Lokalpresse vom 2. November 2010

Tief blickend

Tief blicken, das lässt die Nachricht über ein auf Grund gelaufenes Atom-U-Boot der Briten. Nahe der Isle of Skye setzte die britische HMS Astute auf Steinboden auf. Und das liefert einigen Grund zur Sorge.

Das Schiff kostete den britischen Steuerzahler in der Konstruktion rund vier Milliarden Euro. Geld, das man inzwischen bereuen dürfte nicht mehr zu haben, nachdem das Land von der weltweiten Finanzkrise nicht
unverschont blieb. Darüber hinaus setzt das 2007 fertiggestellte Schiff, dessen offizielle Inbetriebnahme erst für 2011 geplant ist, einen Gegenpol zu den Plänen der Briten ihr Tridentprogramm zu kürzen.
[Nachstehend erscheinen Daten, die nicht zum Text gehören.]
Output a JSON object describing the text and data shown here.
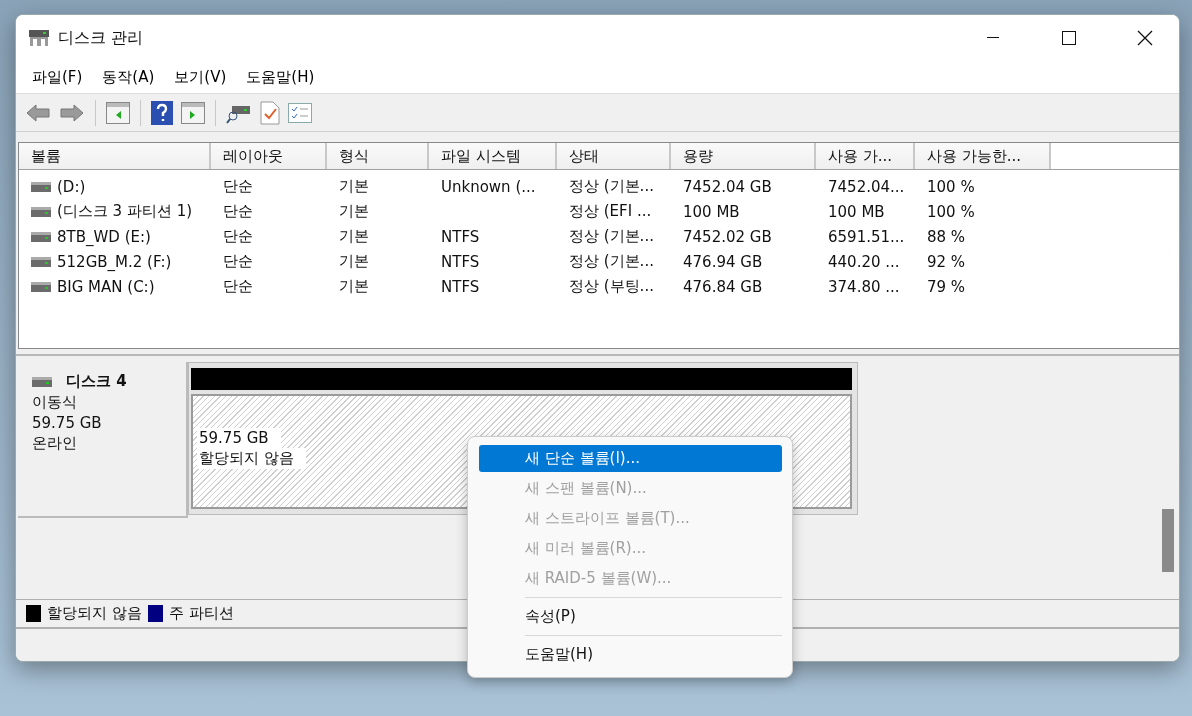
{
  "window": {
    "title": "디스크 관리"
  },
  "menu": [
    "파일(F)",
    "동작(A)",
    "보기(V)",
    "도움말(H)"
  ],
  "table": {
    "columns": [
      "볼륨",
      "레이아웃",
      "형식",
      "파일 시스템",
      "상태",
      "용량",
      "사용 가...",
      "사용 가능한..."
    ],
    "rows": [
      [
        "(D:)",
        "단순",
        "기본",
        "Unknown (...",
        "정상 (기본...",
        "7452.04 GB",
        "7452.04...",
        "100 %"
      ],
      [
        "(디스크 3 파티션 1)",
        "단순",
        "기본",
        "",
        "정상 (EFI ...",
        "100 MB",
        "100 MB",
        "100 %"
      ],
      [
        "8TB_WD (E:)",
        "단순",
        "기본",
        "NTFS",
        "정상 (기본...",
        "7452.02 GB",
        "6591.51...",
        "88 %"
      ],
      [
        "512GB_M.2 (F:)",
        "단순",
        "기본",
        "NTFS",
        "정상 (기본...",
        "476.94 GB",
        "440.20 ...",
        "92 %"
      ],
      [
        "BIG MAN (C:)",
        "단순",
        "기본",
        "NTFS",
        "정상 (부팅...",
        "476.84 GB",
        "374.80 ...",
        "79 %"
      ]
    ]
  },
  "disk": {
    "name": "디스크 4",
    "type": "이동식",
    "size": "59.75 GB",
    "status": "온라인",
    "partition": {
      "size": "59.75 GB",
      "label": "할당되지 않음"
    }
  },
  "legend": [
    {
      "label": "할당되지 않음",
      "color": "#000000"
    },
    {
      "label": "주 파티션",
      "color": "#000080"
    }
  ],
  "context_menu": [
    {
      "kind": "item",
      "label": "새 단순 볼륨(I)...",
      "selected": true,
      "disabled": false
    },
    {
      "kind": "item",
      "label": "새 스팬 볼륨(N)...",
      "selected": false,
      "disabled": true
    },
    {
      "kind": "item",
      "label": "새 스트라이프 볼륨(T)...",
      "selected": false,
      "disabled": true
    },
    {
      "kind": "item",
      "label": "새 미러 볼륨(R)...",
      "selected": false,
      "disabled": true
    },
    {
      "kind": "item",
      "label": "새 RAID-5 볼륨(W)...",
      "selected": false,
      "disabled": true
    },
    {
      "kind": "separator"
    },
    {
      "kind": "item",
      "label": "속성(P)",
      "selected": false,
      "disabled": false
    },
    {
      "kind": "separator"
    },
    {
      "kind": "item",
      "label": "도움말(H)",
      "selected": false,
      "disabled": false
    }
  ]
}
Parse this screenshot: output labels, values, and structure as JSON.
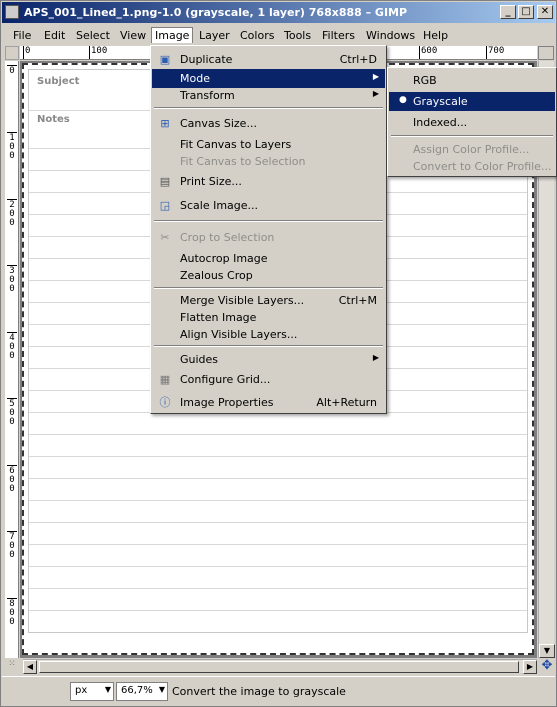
{
  "window": {
    "title": "APS_001_Lined_1.png-1.0 (grayscale, 1 layer) 768x888 – GIMP",
    "minimize": "_",
    "maximize": "□",
    "close": "✕"
  },
  "menubar": {
    "items": [
      {
        "label": "File"
      },
      {
        "label": "Edit"
      },
      {
        "label": "Select"
      },
      {
        "label": "View"
      },
      {
        "label": "Image"
      },
      {
        "label": "Layer"
      },
      {
        "label": "Colors"
      },
      {
        "label": "Tools"
      },
      {
        "label": "Filters"
      },
      {
        "label": "Windows"
      },
      {
        "label": "Help"
      }
    ],
    "active": "Image"
  },
  "ruler": {
    "h_ticks": [
      "0",
      "100",
      "600",
      "700"
    ],
    "v_ticks": [
      "0",
      "100",
      "200",
      "300",
      "400",
      "500",
      "600",
      "700",
      "800"
    ]
  },
  "page": {
    "subject_label": "Subject",
    "notes_label": "Notes"
  },
  "image_menu": {
    "items": [
      {
        "label": "Duplicate",
        "accel": "Ctrl+D",
        "icon": "duplicate-icon",
        "glyph": "▣"
      },
      {
        "label": "Mode",
        "submenu": true,
        "highlighted": true
      },
      {
        "label": "Transform",
        "submenu": true
      },
      {
        "label": "Canvas Size...",
        "icon": "canvas-size-icon",
        "glyph": "⊞"
      },
      {
        "label": "Fit Canvas to Layers"
      },
      {
        "label": "Fit Canvas to Selection",
        "disabled": true
      },
      {
        "label": "Print Size...",
        "icon": "print-size-icon",
        "glyph": "▤"
      },
      {
        "label": "Scale Image...",
        "icon": "scale-image-icon",
        "glyph": "◲"
      },
      {
        "label": "Crop to Selection",
        "disabled": true,
        "icon": "crop-icon",
        "glyph": "✂"
      },
      {
        "label": "Autocrop Image"
      },
      {
        "label": "Zealous Crop"
      },
      {
        "label": "Merge Visible Layers...",
        "accel": "Ctrl+M"
      },
      {
        "label": "Flatten Image"
      },
      {
        "label": "Align Visible Layers..."
      },
      {
        "label": "Guides",
        "submenu": true
      },
      {
        "label": "Configure Grid...",
        "icon": "grid-icon",
        "glyph": "▦"
      },
      {
        "label": "Image Properties",
        "accel": "Alt+Return",
        "icon": "info-icon",
        "glyph": "ⓘ"
      }
    ]
  },
  "mode_submenu": {
    "items": [
      {
        "label": "RGB"
      },
      {
        "label": "Grayscale",
        "selected": true,
        "highlighted": true
      },
      {
        "label": "Indexed..."
      },
      {
        "label": "Assign Color Profile...",
        "disabled": true
      },
      {
        "label": "Convert to Color Profile...",
        "disabled": true
      }
    ]
  },
  "statusbar": {
    "unit": "px",
    "zoom": "66,7%",
    "message": "Convert the image to grayscale"
  },
  "colors": {
    "highlight": "#0a246a",
    "menu_bg": "#d4d0c8",
    "disabled_text": "#8f8d88"
  }
}
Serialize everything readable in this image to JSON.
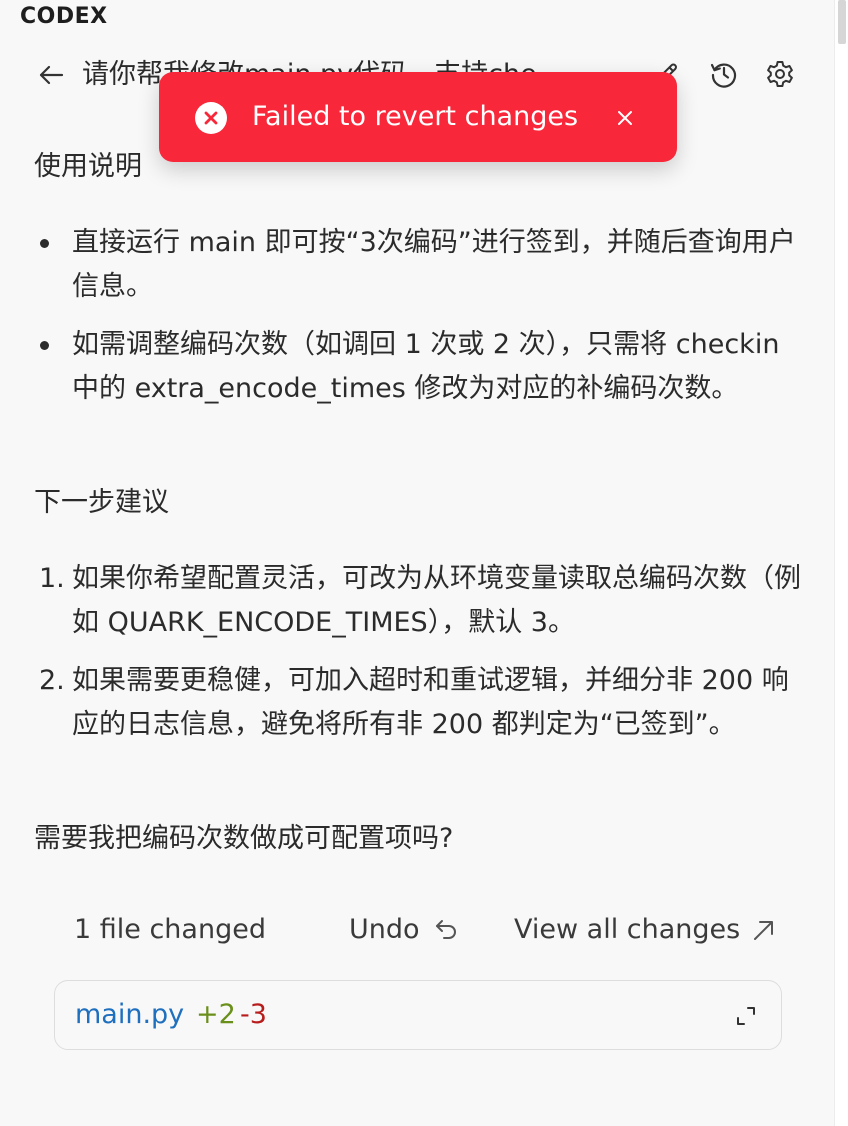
{
  "app": {
    "title": "CODEX"
  },
  "header": {
    "title": "请你帮我修改main.py代码，支持che…",
    "icons": [
      "back-arrow-icon",
      "edit-icon",
      "history-icon",
      "gear-icon"
    ]
  },
  "toast": {
    "message": "Failed to revert changes",
    "status_color": "#f8273a",
    "icon": "error-circle-icon",
    "close_icon": "close-icon"
  },
  "content": {
    "usage_heading": "使用说明",
    "usage_items": [
      "直接运行 main 即可按“3次编码”进行签到，并随后查询用户信息。",
      "如需调整编码次数（如调回 1 次或 2 次），只需将 checkin 中的 extra_encode_times 修改为对应的补编码次数。"
    ],
    "next_heading": "下一步建议",
    "next_items": [
      {
        "num": "1.",
        "text": "如果你希望配置灵活，可改为从环境变量读取总编码次数（例如 QUARK_ENCODE_TIMES），默认 3。"
      },
      {
        "num": "2.",
        "text": "如果需要更稳健，可加入超时和重试逻辑，并细分非 200 响应的日志信息，避免将所有非 200 都判定为“已签到”。"
      }
    ],
    "question": "需要我把编码次数做成可配置项吗?"
  },
  "changes": {
    "summary": "1 file changed",
    "undo_label": "Undo",
    "view_all_label": "View all changes",
    "file": {
      "name": "main.py",
      "added": "+2",
      "removed": "-3",
      "name_color": "#1f6fbf",
      "added_color": "#6a8f1a",
      "removed_color": "#b81d1d"
    }
  }
}
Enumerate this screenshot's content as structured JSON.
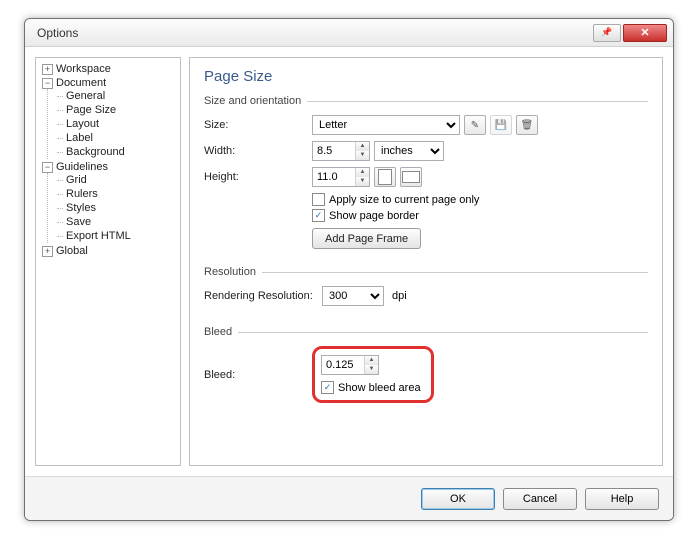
{
  "titlebar": {
    "title": "Options"
  },
  "tree": {
    "workspace": "Workspace",
    "document": "Document",
    "doc_items": {
      "general": "General",
      "page_size": "Page Size",
      "layout": "Layout",
      "label": "Label",
      "background": "Background"
    },
    "guidelines": "Guidelines",
    "guide_items": {
      "grid": "Grid",
      "rulers": "Rulers",
      "styles": "Styles",
      "save": "Save",
      "export_html": "Export HTML"
    },
    "global": "Global"
  },
  "page": {
    "title": "Page Size",
    "group_size": "Size and orientation",
    "size_label": "Size:",
    "size_value": "Letter",
    "width_label": "Width:",
    "width_value": "8.5",
    "unit_value": "inches",
    "height_label": "Height:",
    "height_value": "11.0",
    "apply_current": "Apply size to current page only",
    "show_border": "Show page border",
    "add_frame": "Add Page Frame",
    "group_res": "Resolution",
    "res_label": "Rendering Resolution:",
    "res_value": "300",
    "res_unit": "dpi",
    "group_bleed": "Bleed",
    "bleed_label": "Bleed:",
    "bleed_value": "0.125",
    "show_bleed": "Show bleed area"
  },
  "buttons": {
    "ok": "OK",
    "cancel": "Cancel",
    "help": "Help"
  }
}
Trident bezeichnet, unter anderem, britische und US amerikanische Atomraketen, die von U-Booten aus gezündet werden können. Bei den Briten die sogenannte Trident Klasse. Die HMS Astute selbst ist jedoch nicht mit Tridentraketen ausgestattet.

Mit dem Aufgrundlaufen der HMS Astute stellt sich jetzt die Frage, ob ein Maschinenfehler vorlag. Möglich wäre aber auch, dass fehlnavigiert wurde. Da die Mannschaft aber im Moment wohl eher die Sorge haben dürfte, wann genau die Flut einsetzt und sie ihr Boot wieder befreien können, erfolgte bisher keine genauere Investigation auf dieser Ebene.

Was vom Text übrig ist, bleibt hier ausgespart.